LC representatives said they hoped to convert as much of the name authority file as possible. Several procedural issues arose: for example, would conversion include NARs contributed via OCLC or RLIN? It was suggested that 670 fields not be converted, but concern was expressed over the resulting lack of agreement between that field and corresponding headings and references. Further, it was agreed that records with Chinese 1xx headings which were not created according to systematic Wade-Giles romanization (i.e. well-established English-language form), but do include systematic Wade-Giles 4xx references, would not be systematically converted.

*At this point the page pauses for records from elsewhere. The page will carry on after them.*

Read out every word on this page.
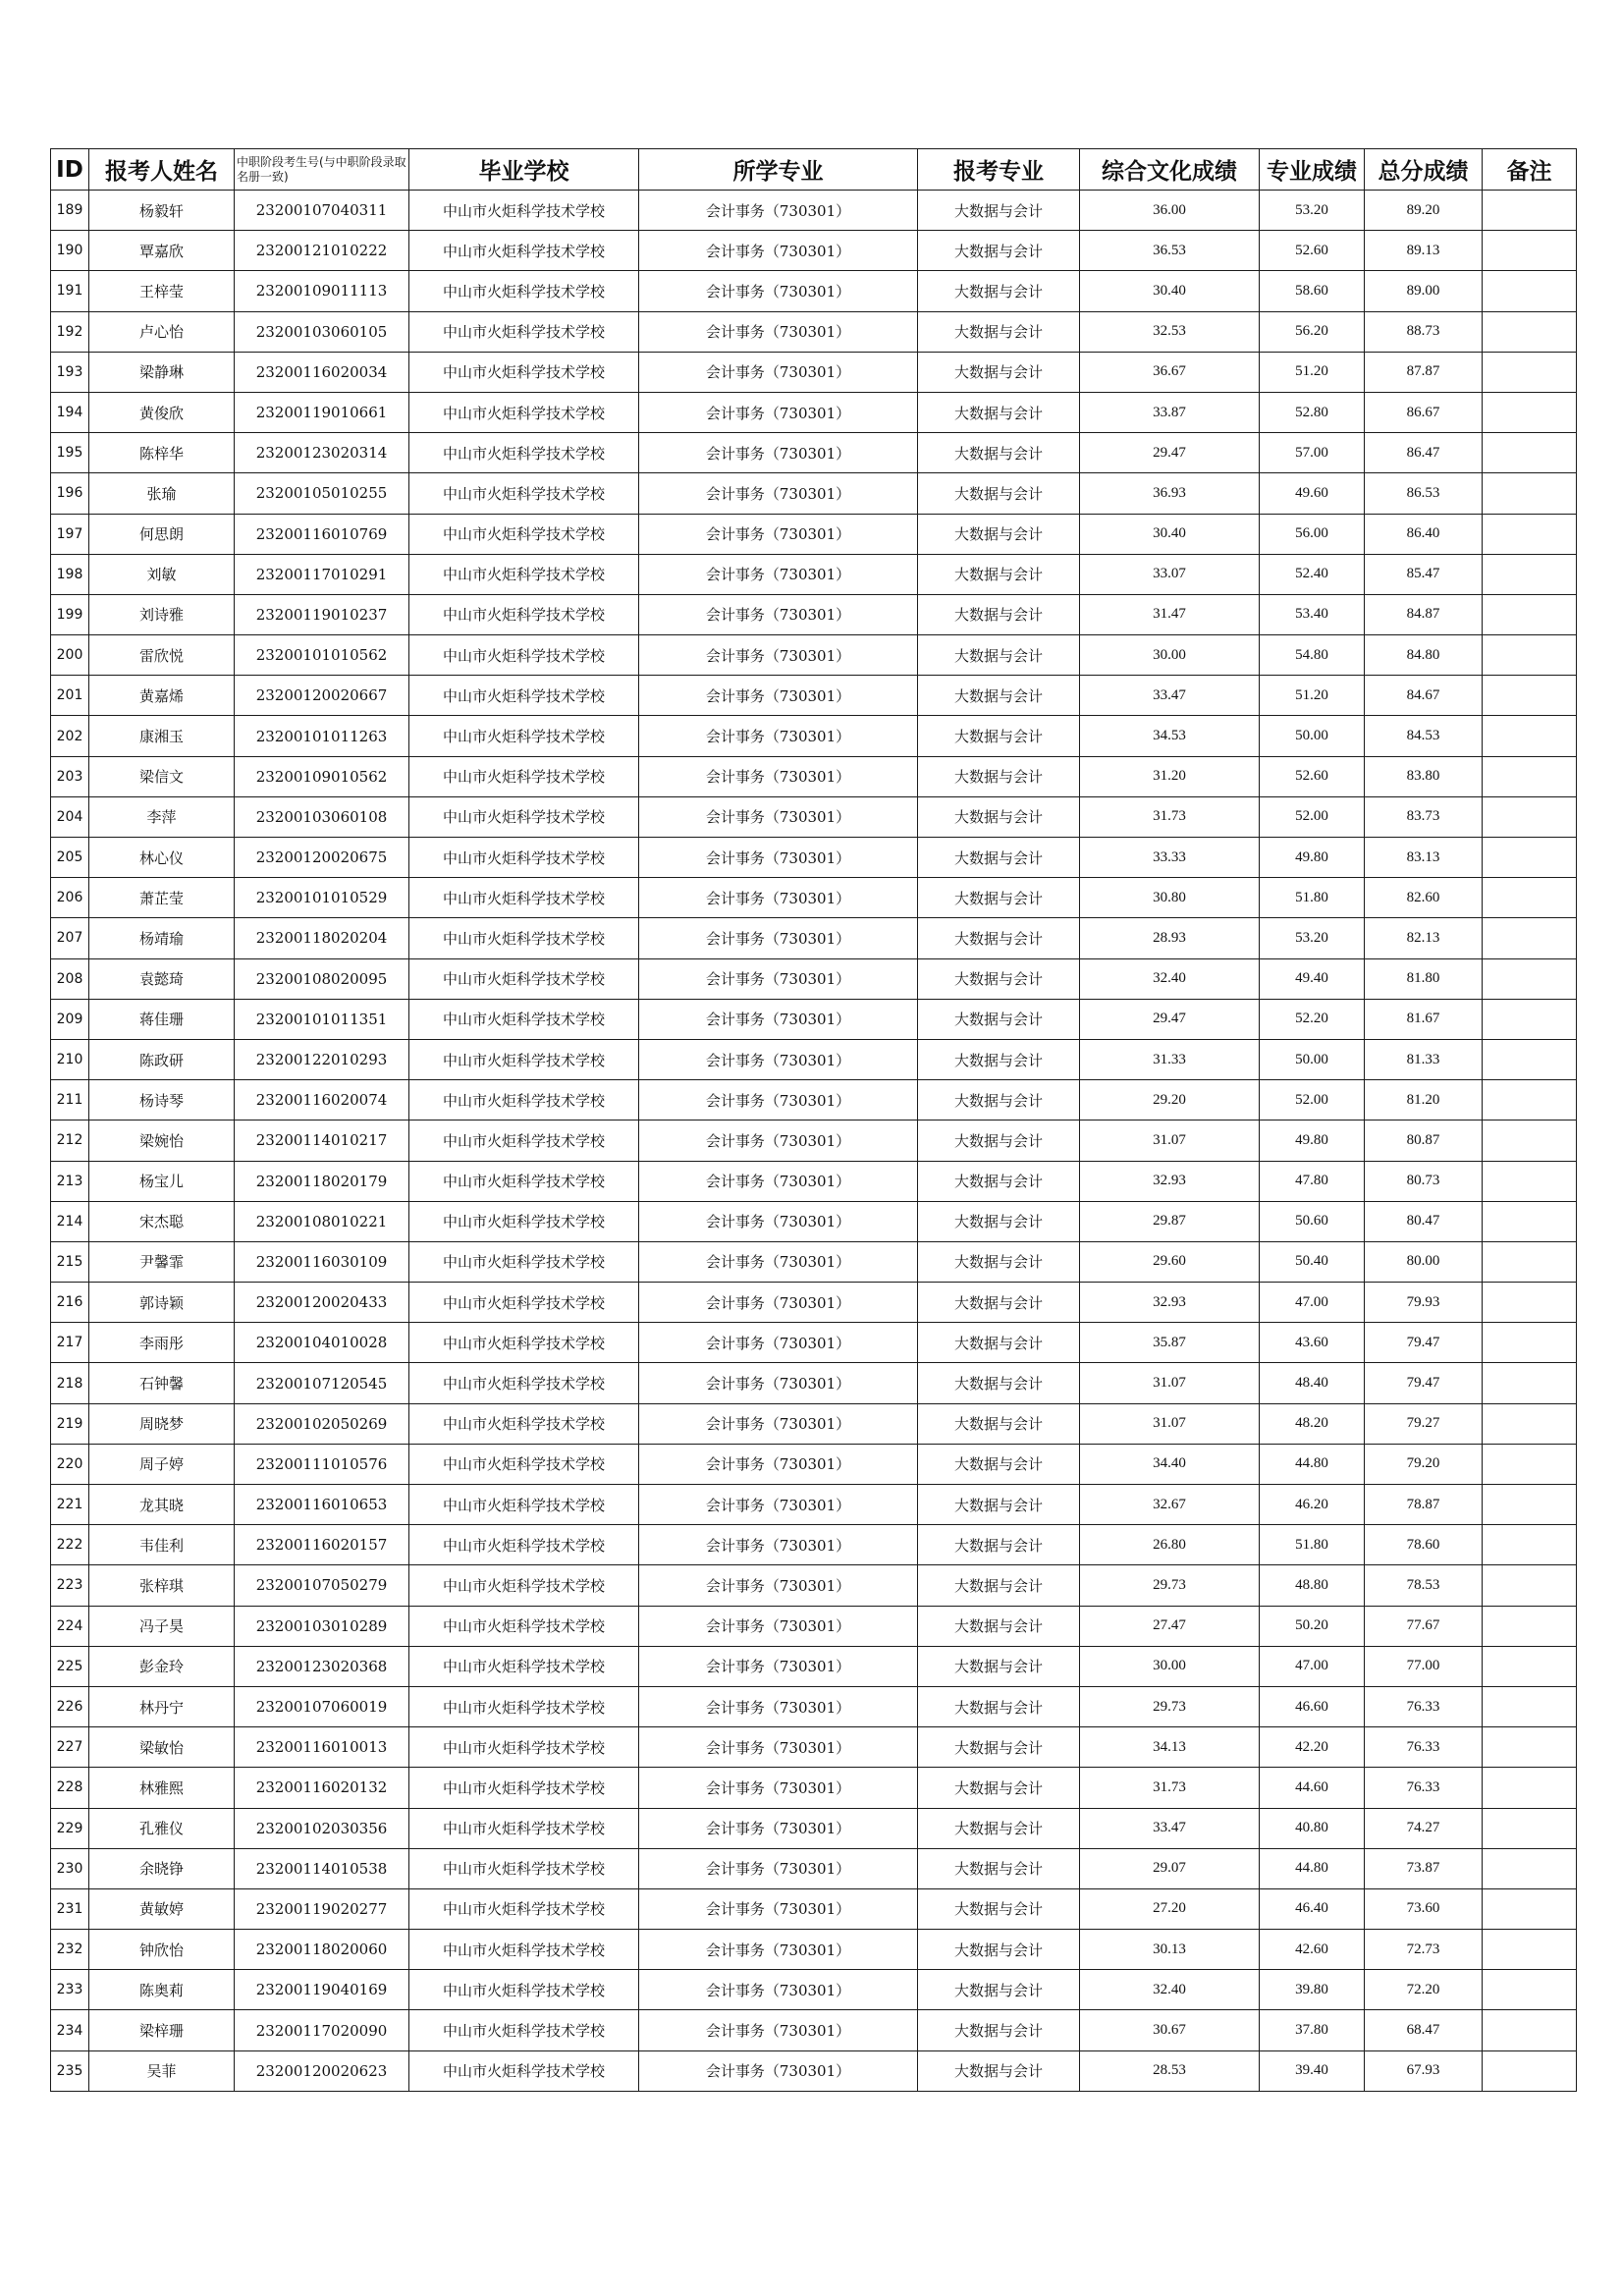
ID	报考人姓名	中职阶段考生号(与中职阶段录取名册一致)	毕业学校	所学专业	报考专业	综合文化成绩	专业成绩	总分成绩	备注
189	杨毅轩	23200107040311	中山市火炬科学技术学校	会计事务（730301）	大数据与会计	36.00	53.20	89.20	
190	覃嘉欣	23200121010222	中山市火炬科学技术学校	会计事务（730301）	大数据与会计	36.53	52.60	89.13	
191	王梓莹	23200109011113	中山市火炬科学技术学校	会计事务（730301）	大数据与会计	30.40	58.60	89.00	
192	卢心怡	23200103060105	中山市火炬科学技术学校	会计事务（730301）	大数据与会计	32.53	56.20	88.73	
193	梁静琳	23200116020034	中山市火炬科学技术学校	会计事务（730301）	大数据与会计	36.67	51.20	87.87	
194	黄俊欣	23200119010661	中山市火炬科学技术学校	会计事务（730301）	大数据与会计	33.87	52.80	86.67	
195	陈梓华	23200123020314	中山市火炬科学技术学校	会计事务（730301）	大数据与会计	29.47	57.00	86.47	
196	张瑜	23200105010255	中山市火炬科学技术学校	会计事务（730301）	大数据与会计	36.93	49.60	86.53	
197	何思朗	23200116010769	中山市火炬科学技术学校	会计事务（730301）	大数据与会计	30.40	56.00	86.40	
198	刘敏	23200117010291	中山市火炬科学技术学校	会计事务（730301）	大数据与会计	33.07	52.40	85.47	
199	刘诗雅	23200119010237	中山市火炬科学技术学校	会计事务（730301）	大数据与会计	31.47	53.40	84.87	
200	雷欣悦	23200101010562	中山市火炬科学技术学校	会计事务（730301）	大数据与会计	30.00	54.80	84.80	
201	黄嘉烯	23200120020667	中山市火炬科学技术学校	会计事务（730301）	大数据与会计	33.47	51.20	84.67	
202	康湘玉	23200101011263	中山市火炬科学技术学校	会计事务（730301）	大数据与会计	34.53	50.00	84.53	
203	梁信文	23200109010562	中山市火炬科学技术学校	会计事务（730301）	大数据与会计	31.20	52.60	83.80	
204	李萍	23200103060108	中山市火炬科学技术学校	会计事务（730301）	大数据与会计	31.73	52.00	83.73	
205	林心仪	23200120020675	中山市火炬科学技术学校	会计事务（730301）	大数据与会计	33.33	49.80	83.13	
206	萧芷莹	23200101010529	中山市火炬科学技术学校	会计事务（730301）	大数据与会计	30.80	51.80	82.60	
207	杨靖瑜	23200118020204	中山市火炬科学技术学校	会计事务（730301）	大数据与会计	28.93	53.20	82.13	
208	袁懿琦	23200108020095	中山市火炬科学技术学校	会计事务（730301）	大数据与会计	32.40	49.40	81.80	
209	蒋佳珊	23200101011351	中山市火炬科学技术学校	会计事务（730301）	大数据与会计	29.47	52.20	81.67	
210	陈政研	23200122010293	中山市火炬科学技术学校	会计事务（730301）	大数据与会计	31.33	50.00	81.33	
211	杨诗琴	23200116020074	中山市火炬科学技术学校	会计事务（730301）	大数据与会计	29.20	52.00	81.20	
212	梁婉怡	23200114010217	中山市火炬科学技术学校	会计事务（730301）	大数据与会计	31.07	49.80	80.87	
213	杨宝儿	23200118020179	中山市火炬科学技术学校	会计事务（730301）	大数据与会计	32.93	47.80	80.73	
214	宋杰聪	23200108010221	中山市火炬科学技术学校	会计事务（730301）	大数据与会计	29.87	50.60	80.47	
215	尹馨霏	23200116030109	中山市火炬科学技术学校	会计事务（730301）	大数据与会计	29.60	50.40	80.00	
216	郭诗颖	23200120020433	中山市火炬科学技术学校	会计事务（730301）	大数据与会计	32.93	47.00	79.93	
217	李雨彤	23200104010028	中山市火炬科学技术学校	会计事务（730301）	大数据与会计	35.87	43.60	79.47	
218	石钟馨	23200107120545	中山市火炬科学技术学校	会计事务（730301）	大数据与会计	31.07	48.40	79.47	
219	周晓梦	23200102050269	中山市火炬科学技术学校	会计事务（730301）	大数据与会计	31.07	48.20	79.27	
220	周子婷	23200111010576	中山市火炬科学技术学校	会计事务（730301）	大数据与会计	34.40	44.80	79.20	
221	龙其晓	23200116010653	中山市火炬科学技术学校	会计事务（730301）	大数据与会计	32.67	46.20	78.87	
222	韦佳利	23200116020157	中山市火炬科学技术学校	会计事务（730301）	大数据与会计	26.80	51.80	78.60	
223	张梓琪	23200107050279	中山市火炬科学技术学校	会计事务（730301）	大数据与会计	29.73	48.80	78.53	
224	冯子昊	23200103010289	中山市火炬科学技术学校	会计事务（730301）	大数据与会计	27.47	50.20	77.67	
225	彭金玲	23200123020368	中山市火炬科学技术学校	会计事务（730301）	大数据与会计	30.00	47.00	77.00	
226	林丹宁	23200107060019	中山市火炬科学技术学校	会计事务（730301）	大数据与会计	29.73	46.60	76.33	
227	梁敏怡	23200116010013	中山市火炬科学技术学校	会计事务（730301）	大数据与会计	34.13	42.20	76.33	
228	林雅熙	23200116020132	中山市火炬科学技术学校	会计事务（730301）	大数据与会计	31.73	44.60	76.33	
229	孔雅仪	23200102030356	中山市火炬科学技术学校	会计事务（730301）	大数据与会计	33.47	40.80	74.27	
230	余晓铮	23200114010538	中山市火炬科学技术学校	会计事务（730301）	大数据与会计	29.07	44.80	73.87	
231	黄敏婷	23200119020277	中山市火炬科学技术学校	会计事务（730301）	大数据与会计	27.20	46.40	73.60	
232	钟欣怡	23200118020060	中山市火炬科学技术学校	会计事务（730301）	大数据与会计	30.13	42.60	72.73	
233	陈奥莉	23200119040169	中山市火炬科学技术学校	会计事务（730301）	大数据与会计	32.40	39.80	72.20	
234	梁梓珊	23200117020090	中山市火炬科学技术学校	会计事务（730301）	大数据与会计	30.67	37.80	68.47	
235	吴菲	23200120020623	中山市火炬科学技术学校	会计事务（730301）	大数据与会计	28.53	39.40	67.93	
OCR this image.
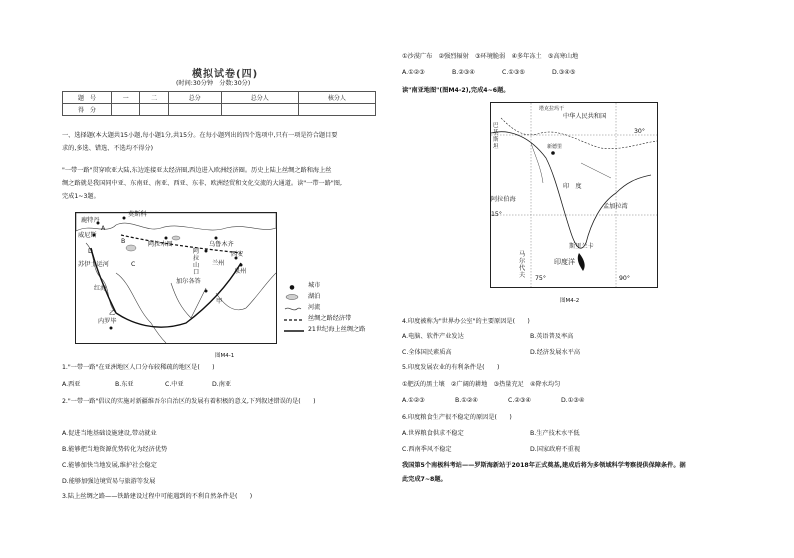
模拟试卷(四)
(时间:30分钟　分数:30分)
题　号	一	二	总分	总分人	核分人
得　分					
一、选择题(本大题共15小题,每小题1分,共15分。在每小题列出的四个选项中,只有一项是符合题目要
求的,多选、错选、不选均不得分)
"一带一路"贯穿欧亚大陆,东边连接亚太经济圈,西边进入欧洲经济圈。历史上陆上丝绸之路和海上丝
绸之路就是我国同中亚、东南亚、南亚、西亚、东非、欧洲经贸和文化交流的大通道。读"一带一路"图,
完成1~3题。
莫斯科
鹿特丹
威尼斯
阿拉木图	乌鲁木齐
阿拉山口
兰州
西安
泉州
苏伊士运河
加尔各答
红海
内罗毕
甲
乙
A
B
C
D
●	城市
湖泊
河流
丝绸之路经济带
21世纪海上丝绸之路
图M4-1
1."一带一路"在亚洲地区人口分布较稀疏的地区是(　　)
A.西亚	B.东亚	C.中亚	D.南亚
2."一带一路"倡议的实施对新疆维吾尔自治区的发展有着积极的意义,下列叙述错误的是(　　)
A.促进当地基础设施建设,带动就业
B.能够把当地资源优势转化为经济优势
C.能够加快当地发展,维护社会稳定
D.能够加强边境贸易与旅游等发展
3.陆上丝绸之路——铁路建设过程中可能遇到的不利自然条件是(　　)
①沙漠广布　②强烈辐射　③环境脆弱　④多年冻土　⑤高寒山地
A.①②③	B.②③④	C.①③⑤	D.③④⑤
读"南亚地图"(图M4-2),完成4~6题。
塔克拉玛干
巴基斯坦
中华人民共和国
30°
新德里
印　度
孟加拉湾
阿拉伯海
15°
斯里兰卡
马尔代夫
印度洋
75°	90°
图M4-2
4.印度被称为"世界办公室"的主要原因是(　　)
A.电脑、软件产业发达	B.英语普及率高
C.全体国民素质高	D.经济发展水平高
5.印度发展农业的有利条件是(　　)
①肥沃的黑土壤　②广阔的耕地　③热量充足　④降水均匀
A.①②③	B.①②④	C.②③④	D.①③④
6.印度粮食生产很不稳定的原因是(　　)
A.世界粮食供求不稳定	B.生产技术水平低
C.西南季风不稳定	D.国家政府不重视
我国第5个南极科考站——罗斯海新站于2018年正式奠基,建成后将为多领域科学考察提供保障条件。据
此完成7~8题。
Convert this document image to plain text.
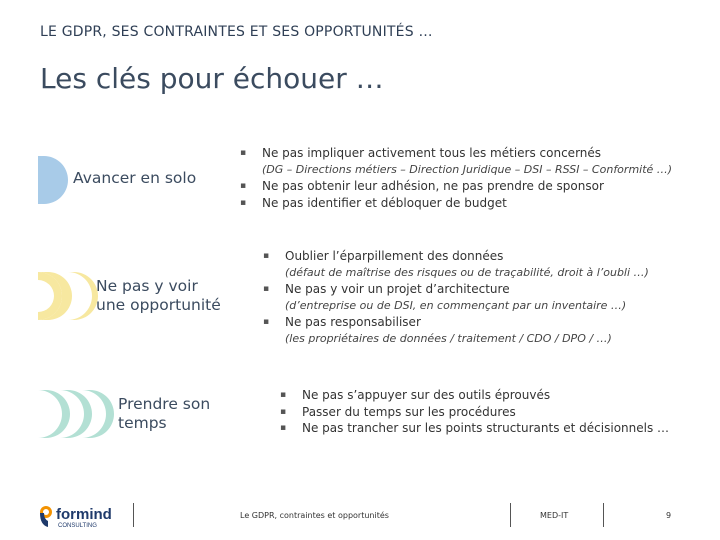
LE GDPR, SES CONTRAINTES ET SES OPPORTUNITÉS …
Les clés pour échouer …
Avancer en solo
Ne pas y voir
une opportunité
Prendre son
temps
▪ Ne pas impliquer activement tous les métiers concernés
(DG – Directions métiers – Direction Juridique – DSI – RSSI – Conformité …)
▪ Ne pas obtenir leur adhésion, ne pas prendre de sponsor
▪ Ne pas identifier et débloquer de budget
▪ Oublier l’éparpillement des données
(défaut de maîtrise des risques ou de traçabilité, droit à l’oubli …)
▪ Ne pas y voir un projet d’architecture
(d’entreprise ou de DSI, en commençant par un inventaire …)
▪ Ne pas responsabiliser
(les propriétaires de données / traitement / CDO / DPO / …)
▪ Ne pas s’appuyer sur des outils éprouvés
▪ Passer du temps sur les procédures
▪ Ne pas trancher sur les points structurants et décisionnels …
formind
CONSULTING
Le GDPR, contraintes et opportunités	MED-IT	9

It was agreed that name authorities should bear some indication that they have been converted to pinyin. LC will be exploring the possibility of adding a "flag" to identify language, script and romanization scheme at the field level in a forthcoming proposal to MARBI. Although it could be too costly to add such an identifier to past records, it could be added during the conversion process, and to new records after implementation.

Subject headings containing WG elements were not seen as a major problem because they are not numerous.

Conversion of files and a switch to pinyin will affect classification, especially works of literature by personal authors, geographical locations, and second cutters. However, individual libraries make their own policies about cuttering. Therefore, LC was urged to set and announce its policy, so that others could take what steps they felt were appropriate.

RLG offered to establish a listserv to further effective communications between the parties as planning progresses. It was agreed that the parties would meet again on the issue of pinyin conversion when it is found to be mutually desirable.


Originally posted on EASTLIB, this joint statement is published here with the permission from the original sender.